あらためててんかん外科について考える | クリーブランドクリニック 留学日記

あらためててんかん外科について考える

私のホームページにてんかん外科医とありますが、実はこんな言葉は存在しません。
今回あらためててんかん外科について考えてみました。
まずてんかんの治療を考える上で、まず考慮しなければならないのが薬物治療です。こちらにもそして日本にも多くの抗てんかん薬があります。この抗てんかん薬を適切に選び、そして適切な量服用していたのかを考えなければいけないと思います。そしてもう一つ、やはりライフスタイルに発作は影響をうけるので、規則正しい生活(これは規則正しい服用につながりますので)、十分な睡眠(疲れも発作を誘発します)を行っているかもチェックしなければなりません。それらを行った後、まだ発作が見られる場合、外科治療を考慮します。
それでは、てんかん外科とは何か?たとえば、脳腫瘍であればMRIで見られる病変を摘出します。脳動脈瘤ですとそれに対する開頭術によるクリップ治療(アメリカでは血管内治療が多いですが)を行います。

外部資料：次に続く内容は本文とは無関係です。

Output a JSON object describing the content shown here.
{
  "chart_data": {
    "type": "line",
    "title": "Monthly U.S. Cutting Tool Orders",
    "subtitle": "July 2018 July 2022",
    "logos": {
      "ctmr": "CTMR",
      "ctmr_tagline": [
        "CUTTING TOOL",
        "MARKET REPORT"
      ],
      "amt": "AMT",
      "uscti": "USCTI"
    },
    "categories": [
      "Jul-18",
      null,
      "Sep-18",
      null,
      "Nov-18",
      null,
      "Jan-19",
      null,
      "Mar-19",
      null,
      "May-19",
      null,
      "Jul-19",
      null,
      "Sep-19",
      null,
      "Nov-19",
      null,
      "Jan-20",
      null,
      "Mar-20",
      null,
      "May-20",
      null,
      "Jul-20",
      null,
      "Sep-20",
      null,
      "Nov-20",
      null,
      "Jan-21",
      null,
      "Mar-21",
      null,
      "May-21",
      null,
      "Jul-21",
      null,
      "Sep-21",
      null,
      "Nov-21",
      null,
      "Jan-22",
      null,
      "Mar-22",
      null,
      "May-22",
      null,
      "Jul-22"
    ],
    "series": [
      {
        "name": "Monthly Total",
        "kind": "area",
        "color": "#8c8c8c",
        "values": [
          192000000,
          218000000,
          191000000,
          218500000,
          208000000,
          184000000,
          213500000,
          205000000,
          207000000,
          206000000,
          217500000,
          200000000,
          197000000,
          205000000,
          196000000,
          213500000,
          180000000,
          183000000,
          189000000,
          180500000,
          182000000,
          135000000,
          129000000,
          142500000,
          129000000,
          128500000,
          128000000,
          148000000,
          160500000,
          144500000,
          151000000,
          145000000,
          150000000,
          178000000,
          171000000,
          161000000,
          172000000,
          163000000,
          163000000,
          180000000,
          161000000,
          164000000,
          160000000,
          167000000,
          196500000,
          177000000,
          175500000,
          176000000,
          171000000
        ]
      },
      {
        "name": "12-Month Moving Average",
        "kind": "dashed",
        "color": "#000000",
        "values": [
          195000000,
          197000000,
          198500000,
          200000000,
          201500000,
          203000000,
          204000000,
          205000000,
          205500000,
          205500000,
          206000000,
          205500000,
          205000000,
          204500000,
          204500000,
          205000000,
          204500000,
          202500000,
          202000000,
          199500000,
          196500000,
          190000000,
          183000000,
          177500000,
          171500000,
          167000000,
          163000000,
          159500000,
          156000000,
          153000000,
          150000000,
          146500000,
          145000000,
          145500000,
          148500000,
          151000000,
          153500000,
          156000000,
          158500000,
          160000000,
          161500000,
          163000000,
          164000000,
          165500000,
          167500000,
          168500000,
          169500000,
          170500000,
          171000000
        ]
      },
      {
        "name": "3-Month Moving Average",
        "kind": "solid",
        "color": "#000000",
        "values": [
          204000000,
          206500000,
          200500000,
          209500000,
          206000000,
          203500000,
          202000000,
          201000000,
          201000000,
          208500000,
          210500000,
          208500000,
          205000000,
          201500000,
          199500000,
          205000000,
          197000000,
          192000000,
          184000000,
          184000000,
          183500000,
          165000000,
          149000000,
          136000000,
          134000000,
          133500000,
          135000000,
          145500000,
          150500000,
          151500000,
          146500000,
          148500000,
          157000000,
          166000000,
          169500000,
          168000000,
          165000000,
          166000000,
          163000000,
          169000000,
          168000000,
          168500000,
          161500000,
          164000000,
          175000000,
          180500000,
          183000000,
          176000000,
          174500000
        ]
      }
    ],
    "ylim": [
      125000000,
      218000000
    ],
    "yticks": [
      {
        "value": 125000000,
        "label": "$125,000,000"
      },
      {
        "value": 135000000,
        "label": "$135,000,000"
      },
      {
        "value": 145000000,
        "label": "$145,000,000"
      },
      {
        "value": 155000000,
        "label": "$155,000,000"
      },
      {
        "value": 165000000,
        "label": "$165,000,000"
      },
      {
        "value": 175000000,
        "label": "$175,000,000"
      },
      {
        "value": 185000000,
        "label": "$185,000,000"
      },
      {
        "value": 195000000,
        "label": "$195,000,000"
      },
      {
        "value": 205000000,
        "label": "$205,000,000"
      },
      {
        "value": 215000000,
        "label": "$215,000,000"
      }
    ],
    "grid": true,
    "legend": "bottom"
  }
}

ではてんかん外科は何をするか?基本的にてんかんの発作起始は目に見えませんので、いろいろと検査をしなければなりません。脳波検査、画像検査、そして心理検査など、発作起始を探索するには大変な作業が必要となります。これらは患者さんの多大な協力がないと進みません。

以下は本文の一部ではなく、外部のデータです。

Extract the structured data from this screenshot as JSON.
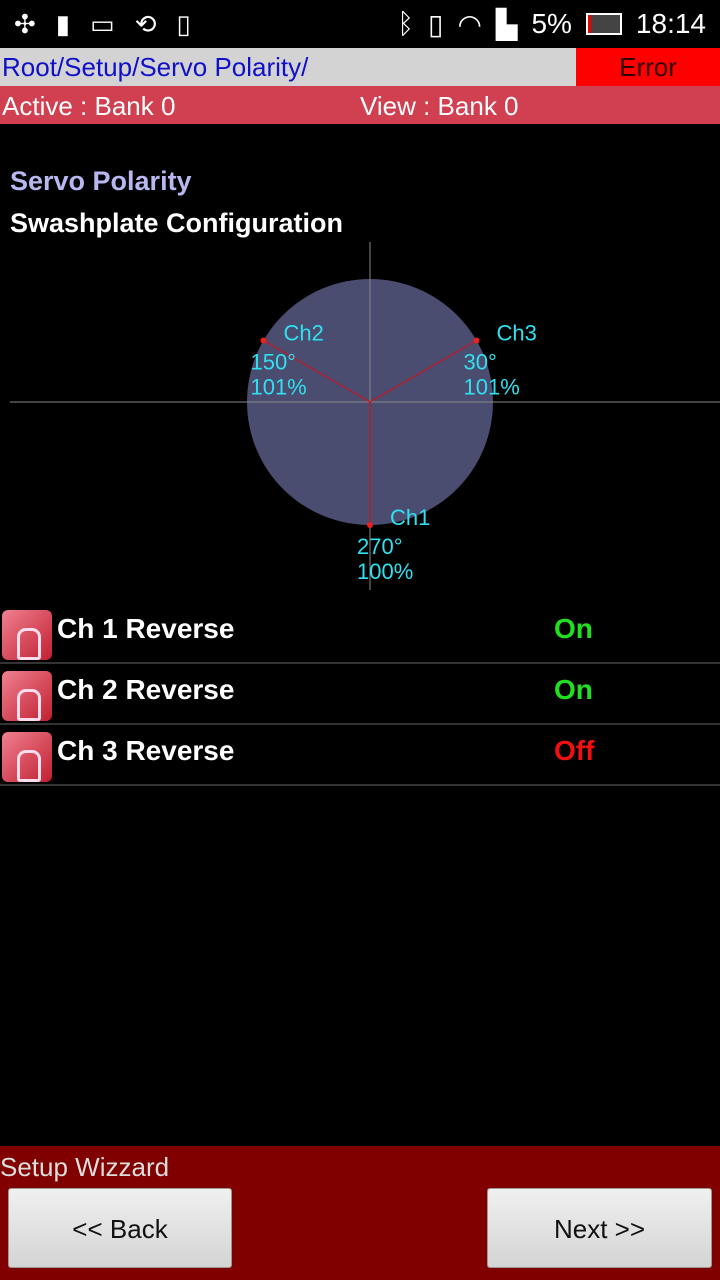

それらの検査結果を元に手術をすることになります。もっともすぐ切除にいたるわけではなく、さらに詳細に調べるため頭蓋内電極といい、電極を留置し発作起始を正確に同定したのち最終的切除となります。それにもかかわらず発作焦点が絞ることができなかった場合、迷走神経刺激や脳深部治療など姑息的治療になります。
では、てんかん外科医において何が名医か?
巷では、手術がうまいだとか、いっぱい手術をしているからいい外科医だとかいわれます。てんかん外科の分野にはこれは必ずしも当てはまらないと思います。だからといって下手ならいいということでもありません。日本のてんかん医療は術前検査もほとんどが脳外科医が行っています。ですので、適切で、詳細な術前検査を行い、それを正確に解釈できる、これがてんかん外科医にとって最重要課題になります。評価が間違っていれば、切除する場所ももちろん変りますし、発作もよくなりません。
ですから、てんかん外科医=てんかん術前評価医かと思います。もちろんその後の手術は、手術の難しさもありますが、スーパードクターしかし得ない手術などないと思います。そんな難しい手術でしたらてんかんの患者さんに手術をお勧めできませんよね?術前評価をきちんと行っていれば、型どおりの手術を行うことで、一定の成績を上げることができます。
今までもそして今後もてんかん外科の分野にはスーパードクターが出てきません。手術にいたるまでがとてもとても大切なのです。それはよくテレビとかに出ている手術をしている先生のように派手ではなく、脳波解析や画像解析など裏方の仕事に大変な労力と時間を使っているのです。
てんかん外科医の奮闘記としていますが、私が仕事していることのほとんどがこの術前評価につながっています。発作症候の詳細な解析、大量の脳波の判読、MRIの読影方法、発作時SPECTの解析方法、PETのSPM解析、そして皮質刺激などなど勉強しなければいけないことがまだまだ山のようにあります。